Deep Dive into Network Requirements for Large AI Models
From the emergence of Transformers to the widespread adoption of ChatGPT in 2023, a consensus has gradually formed that increasing the model's parameter size enhances its performance, following a scaling law that governs their relationship. Particularly, when the parameter size exceeds several hundred billion, the language understanding, logical reasoning, and problem analysis capabilities of large AI models experience rapid improvement.
Concurrently, the shift in model size and performance has brought about alterations in the network requirements for training large AI models compared to traditional models.
To cater to the demands of efficient distributed computing in large-scale training clusters, AI large model training processes typically involve various parallel computing modes, such as data parallelism, pipeline parallelism, and tensor parallelism.
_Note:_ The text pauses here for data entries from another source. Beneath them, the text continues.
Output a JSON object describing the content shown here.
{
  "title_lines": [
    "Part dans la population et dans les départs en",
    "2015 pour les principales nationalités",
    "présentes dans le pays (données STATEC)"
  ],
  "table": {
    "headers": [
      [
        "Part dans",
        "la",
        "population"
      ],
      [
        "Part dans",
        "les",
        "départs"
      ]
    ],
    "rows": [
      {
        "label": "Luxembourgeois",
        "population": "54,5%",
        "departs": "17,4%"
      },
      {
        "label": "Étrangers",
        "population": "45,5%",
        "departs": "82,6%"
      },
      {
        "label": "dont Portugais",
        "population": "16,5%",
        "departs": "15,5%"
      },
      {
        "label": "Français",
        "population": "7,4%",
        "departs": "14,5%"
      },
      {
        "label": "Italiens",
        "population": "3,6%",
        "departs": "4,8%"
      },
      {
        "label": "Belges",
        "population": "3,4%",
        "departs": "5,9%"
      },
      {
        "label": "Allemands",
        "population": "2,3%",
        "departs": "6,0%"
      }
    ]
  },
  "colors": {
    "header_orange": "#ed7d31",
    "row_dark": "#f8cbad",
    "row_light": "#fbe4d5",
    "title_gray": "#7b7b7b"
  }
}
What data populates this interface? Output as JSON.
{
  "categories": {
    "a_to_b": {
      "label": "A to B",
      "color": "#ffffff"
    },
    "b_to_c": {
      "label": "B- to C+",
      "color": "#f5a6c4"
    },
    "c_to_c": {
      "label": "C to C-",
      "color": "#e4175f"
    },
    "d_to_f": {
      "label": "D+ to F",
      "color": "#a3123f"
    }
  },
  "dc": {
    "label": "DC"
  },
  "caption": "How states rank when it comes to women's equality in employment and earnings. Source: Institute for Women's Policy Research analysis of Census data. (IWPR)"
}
In these parallel modes, collective communication operations become essential among multiple computing devices. Moreover, the training process often adopts a synchronous mode, necessitating the completion of collective communication operations among multiple machines and multiple cards before proceeding to the next iteration or computation of training. Therefore, the design of an efficient cluster networking scheme in large-scale training clusters of AI large models is pivotal. This design aims to achieve low latency and high throughput in inter-machine communication, critical for reducing communication overhead during data synchronization among multiple machines and cards. This optimization contributes to improving the GPU's effective computation time ratio (GPU computation time / overall training time), a crucial factor in the efficiency enhancement of AI distributed training clusters. The following analysis will delve into the network requirements of AI large models, examining aspects such as scale, bandwidth, latency, stability, and network deployment.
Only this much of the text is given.